The Overlord pounded down at the nose of the civilian-conversion with gauss rifles and enough laser energy to light up the city of River’s End. Although limited in firepower after its military decommissioning, the Kuan Ti still mustered its assault-class autocannons and a heavy missile barrage. Then the Okinawa bit in from behind, trading lasers and PPCs against the civilian vessel’s aft pulse lasers and missiles.
It was an uneven fight from the beginning, and lasted until the Overlord pounded silent every one of the Kuan Ti’s forward weapon bays.
About sixty seconds.
Wary of being caught between the DropShips’ anvil and the hammer of the Steel Wolf advancing force, Raul herded his two remaining Schmitts and a scattered flock of mixed battlesuit infantry back toward their ravaged rearward lines. M.A.S.H. units and a JI 100 recovery vehicle had rolled up from the southwest, making pickup on broken units and fallen comrades. He stomped past a fire-gutted Joust and the twisted wreckage of two broken hoverbikes. One still had hands clamped onto the steering bar, but was missing the rest of the driver. A technician emergency response team fell hard at work over a captured Demon, getting it battle-worthy again and detailing a new crew out of their auxiliary ranks. Raul gave the working ERT a wide berth, swung around to one side of them, and then slammed his throttles down to a full stop. Being hauled up into the embrace of the JI recovery vehicle was Charal DePriest’s converted LoaderMech.

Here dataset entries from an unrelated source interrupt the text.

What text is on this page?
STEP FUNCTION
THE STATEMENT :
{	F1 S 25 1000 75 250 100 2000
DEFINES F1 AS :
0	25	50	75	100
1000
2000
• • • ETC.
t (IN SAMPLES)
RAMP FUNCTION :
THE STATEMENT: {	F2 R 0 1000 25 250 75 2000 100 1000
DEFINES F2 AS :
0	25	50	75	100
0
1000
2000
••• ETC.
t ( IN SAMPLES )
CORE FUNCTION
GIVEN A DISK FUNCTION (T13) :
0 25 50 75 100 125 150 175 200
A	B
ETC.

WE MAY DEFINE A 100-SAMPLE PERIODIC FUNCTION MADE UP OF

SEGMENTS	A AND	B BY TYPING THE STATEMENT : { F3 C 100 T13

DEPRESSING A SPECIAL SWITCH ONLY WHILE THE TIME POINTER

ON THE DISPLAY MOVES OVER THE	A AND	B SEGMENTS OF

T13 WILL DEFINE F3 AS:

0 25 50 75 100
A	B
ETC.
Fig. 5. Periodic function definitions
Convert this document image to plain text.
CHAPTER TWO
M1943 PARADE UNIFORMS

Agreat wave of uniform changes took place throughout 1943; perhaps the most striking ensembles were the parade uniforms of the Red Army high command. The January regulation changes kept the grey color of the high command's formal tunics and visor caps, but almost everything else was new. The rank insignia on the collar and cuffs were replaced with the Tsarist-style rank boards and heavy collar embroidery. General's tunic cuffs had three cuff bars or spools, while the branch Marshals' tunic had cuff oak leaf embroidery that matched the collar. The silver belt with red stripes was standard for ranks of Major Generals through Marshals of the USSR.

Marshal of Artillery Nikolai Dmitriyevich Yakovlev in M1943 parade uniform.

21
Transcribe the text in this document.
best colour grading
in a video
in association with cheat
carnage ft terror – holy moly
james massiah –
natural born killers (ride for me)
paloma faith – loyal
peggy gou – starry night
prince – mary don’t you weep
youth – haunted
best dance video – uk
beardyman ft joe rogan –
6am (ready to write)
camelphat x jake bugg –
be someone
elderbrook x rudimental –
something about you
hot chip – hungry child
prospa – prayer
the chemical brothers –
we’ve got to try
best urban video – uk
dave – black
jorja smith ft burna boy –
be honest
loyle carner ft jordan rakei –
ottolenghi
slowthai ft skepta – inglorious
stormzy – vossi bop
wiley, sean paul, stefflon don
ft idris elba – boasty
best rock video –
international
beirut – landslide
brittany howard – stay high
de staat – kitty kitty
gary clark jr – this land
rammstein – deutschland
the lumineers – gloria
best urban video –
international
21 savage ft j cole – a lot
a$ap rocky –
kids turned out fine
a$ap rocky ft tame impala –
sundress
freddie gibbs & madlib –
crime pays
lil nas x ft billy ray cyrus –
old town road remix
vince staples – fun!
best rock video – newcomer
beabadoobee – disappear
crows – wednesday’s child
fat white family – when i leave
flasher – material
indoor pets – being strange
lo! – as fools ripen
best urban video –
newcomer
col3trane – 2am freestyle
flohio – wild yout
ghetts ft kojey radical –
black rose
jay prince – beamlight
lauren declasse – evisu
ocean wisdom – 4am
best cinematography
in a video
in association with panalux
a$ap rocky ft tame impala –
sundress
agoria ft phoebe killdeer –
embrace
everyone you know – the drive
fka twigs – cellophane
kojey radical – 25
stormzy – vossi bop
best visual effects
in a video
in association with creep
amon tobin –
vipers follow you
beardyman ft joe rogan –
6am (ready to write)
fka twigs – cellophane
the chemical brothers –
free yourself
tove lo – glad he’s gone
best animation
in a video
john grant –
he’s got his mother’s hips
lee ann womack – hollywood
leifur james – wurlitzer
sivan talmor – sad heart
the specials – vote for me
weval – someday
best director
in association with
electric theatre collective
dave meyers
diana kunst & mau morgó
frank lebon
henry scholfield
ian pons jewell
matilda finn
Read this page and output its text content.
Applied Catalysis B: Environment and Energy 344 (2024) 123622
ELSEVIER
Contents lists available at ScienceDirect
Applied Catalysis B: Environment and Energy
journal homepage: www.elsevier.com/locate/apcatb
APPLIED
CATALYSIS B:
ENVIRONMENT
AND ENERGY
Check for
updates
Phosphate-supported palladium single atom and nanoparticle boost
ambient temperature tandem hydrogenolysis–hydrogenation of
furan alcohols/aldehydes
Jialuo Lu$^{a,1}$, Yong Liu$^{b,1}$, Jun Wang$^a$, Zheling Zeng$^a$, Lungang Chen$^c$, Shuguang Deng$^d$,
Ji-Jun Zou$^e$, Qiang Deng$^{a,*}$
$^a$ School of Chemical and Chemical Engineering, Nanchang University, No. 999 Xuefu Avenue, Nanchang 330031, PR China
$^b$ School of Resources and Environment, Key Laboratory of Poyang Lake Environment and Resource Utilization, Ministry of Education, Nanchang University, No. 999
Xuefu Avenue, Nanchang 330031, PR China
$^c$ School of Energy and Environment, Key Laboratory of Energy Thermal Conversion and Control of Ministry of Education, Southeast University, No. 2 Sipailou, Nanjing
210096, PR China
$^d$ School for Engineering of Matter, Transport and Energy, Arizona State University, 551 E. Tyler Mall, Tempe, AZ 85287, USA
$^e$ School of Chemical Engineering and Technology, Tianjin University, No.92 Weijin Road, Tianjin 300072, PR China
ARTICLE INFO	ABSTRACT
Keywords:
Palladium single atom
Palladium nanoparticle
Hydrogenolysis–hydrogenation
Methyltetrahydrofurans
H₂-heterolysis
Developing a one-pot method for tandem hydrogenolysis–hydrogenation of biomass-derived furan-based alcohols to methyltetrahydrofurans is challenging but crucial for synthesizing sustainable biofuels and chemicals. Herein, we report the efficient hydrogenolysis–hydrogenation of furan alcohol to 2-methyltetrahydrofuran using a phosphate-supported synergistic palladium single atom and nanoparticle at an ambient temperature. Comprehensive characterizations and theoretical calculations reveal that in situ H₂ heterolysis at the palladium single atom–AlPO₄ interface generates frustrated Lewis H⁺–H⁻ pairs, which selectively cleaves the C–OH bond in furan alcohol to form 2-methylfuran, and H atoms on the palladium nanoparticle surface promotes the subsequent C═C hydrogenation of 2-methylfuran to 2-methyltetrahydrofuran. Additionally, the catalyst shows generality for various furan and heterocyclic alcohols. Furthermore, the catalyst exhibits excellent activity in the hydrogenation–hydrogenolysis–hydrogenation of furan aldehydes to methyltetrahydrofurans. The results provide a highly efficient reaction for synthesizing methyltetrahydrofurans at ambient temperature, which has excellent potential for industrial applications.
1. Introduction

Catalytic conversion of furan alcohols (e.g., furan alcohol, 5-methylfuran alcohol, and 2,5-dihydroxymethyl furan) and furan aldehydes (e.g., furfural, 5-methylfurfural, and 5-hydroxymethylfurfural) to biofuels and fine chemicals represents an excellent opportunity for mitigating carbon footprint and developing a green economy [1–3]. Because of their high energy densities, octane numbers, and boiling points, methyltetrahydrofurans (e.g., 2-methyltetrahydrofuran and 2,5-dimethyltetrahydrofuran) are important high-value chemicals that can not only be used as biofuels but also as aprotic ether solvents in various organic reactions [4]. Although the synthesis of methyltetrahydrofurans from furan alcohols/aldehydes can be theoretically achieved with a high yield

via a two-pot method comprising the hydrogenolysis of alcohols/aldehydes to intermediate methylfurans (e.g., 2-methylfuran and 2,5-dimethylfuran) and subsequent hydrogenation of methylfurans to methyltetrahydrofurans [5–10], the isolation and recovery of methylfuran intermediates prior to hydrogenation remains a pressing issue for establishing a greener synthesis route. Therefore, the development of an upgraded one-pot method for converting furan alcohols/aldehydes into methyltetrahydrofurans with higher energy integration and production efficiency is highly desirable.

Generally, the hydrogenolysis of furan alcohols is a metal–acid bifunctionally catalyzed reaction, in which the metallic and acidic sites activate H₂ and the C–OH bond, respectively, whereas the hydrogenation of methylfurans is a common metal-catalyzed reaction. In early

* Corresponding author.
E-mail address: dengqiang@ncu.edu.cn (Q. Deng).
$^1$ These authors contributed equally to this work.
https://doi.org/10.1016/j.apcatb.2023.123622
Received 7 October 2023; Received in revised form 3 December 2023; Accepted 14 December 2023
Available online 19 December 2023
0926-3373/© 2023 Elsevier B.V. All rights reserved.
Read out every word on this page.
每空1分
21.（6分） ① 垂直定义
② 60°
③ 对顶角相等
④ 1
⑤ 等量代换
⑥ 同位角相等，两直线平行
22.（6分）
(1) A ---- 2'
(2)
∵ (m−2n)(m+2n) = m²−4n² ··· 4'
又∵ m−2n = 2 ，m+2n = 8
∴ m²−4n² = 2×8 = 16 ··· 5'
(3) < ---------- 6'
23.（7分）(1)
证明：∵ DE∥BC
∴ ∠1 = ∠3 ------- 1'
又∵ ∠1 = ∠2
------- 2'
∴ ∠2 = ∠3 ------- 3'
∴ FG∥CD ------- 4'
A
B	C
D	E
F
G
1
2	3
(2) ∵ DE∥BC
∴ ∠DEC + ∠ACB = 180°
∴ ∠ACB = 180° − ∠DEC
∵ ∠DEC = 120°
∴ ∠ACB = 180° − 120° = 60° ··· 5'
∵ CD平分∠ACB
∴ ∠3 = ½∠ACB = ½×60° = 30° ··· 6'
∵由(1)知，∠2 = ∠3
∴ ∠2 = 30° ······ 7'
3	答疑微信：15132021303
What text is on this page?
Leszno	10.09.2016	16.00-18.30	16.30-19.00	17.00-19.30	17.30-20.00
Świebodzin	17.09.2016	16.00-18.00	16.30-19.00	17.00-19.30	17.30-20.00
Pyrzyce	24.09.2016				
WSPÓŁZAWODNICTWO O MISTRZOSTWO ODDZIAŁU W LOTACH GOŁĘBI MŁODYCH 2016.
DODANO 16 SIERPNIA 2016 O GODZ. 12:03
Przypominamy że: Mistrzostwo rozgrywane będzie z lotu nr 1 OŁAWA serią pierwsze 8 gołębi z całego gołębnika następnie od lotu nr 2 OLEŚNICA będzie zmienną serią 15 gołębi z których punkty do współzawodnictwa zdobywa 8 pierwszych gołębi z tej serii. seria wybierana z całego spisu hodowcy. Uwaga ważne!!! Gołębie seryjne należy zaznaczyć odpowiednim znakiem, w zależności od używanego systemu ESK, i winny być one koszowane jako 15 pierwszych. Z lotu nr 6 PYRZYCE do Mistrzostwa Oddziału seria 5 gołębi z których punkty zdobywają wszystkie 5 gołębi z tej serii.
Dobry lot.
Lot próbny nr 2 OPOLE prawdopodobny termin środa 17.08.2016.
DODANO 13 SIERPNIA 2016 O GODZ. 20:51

With Tassa leading a small force in defense of the Brightwater facility, Charal had been called up to help defend the spaceport. Raul had thought to keep her safe, relegated as she was to a support role, even when she followed him into the wedge between the Swordsworn and Steel Wolves. ‘Safe’ was a relative term in a live firefight, though, especially when two DropShips began redefining the battle. Still, there were any number of injuries that even a converted WorkMech could take and the MechWarrior could walk away from. Crippled gyros. Destroyed legs. Ruined engines.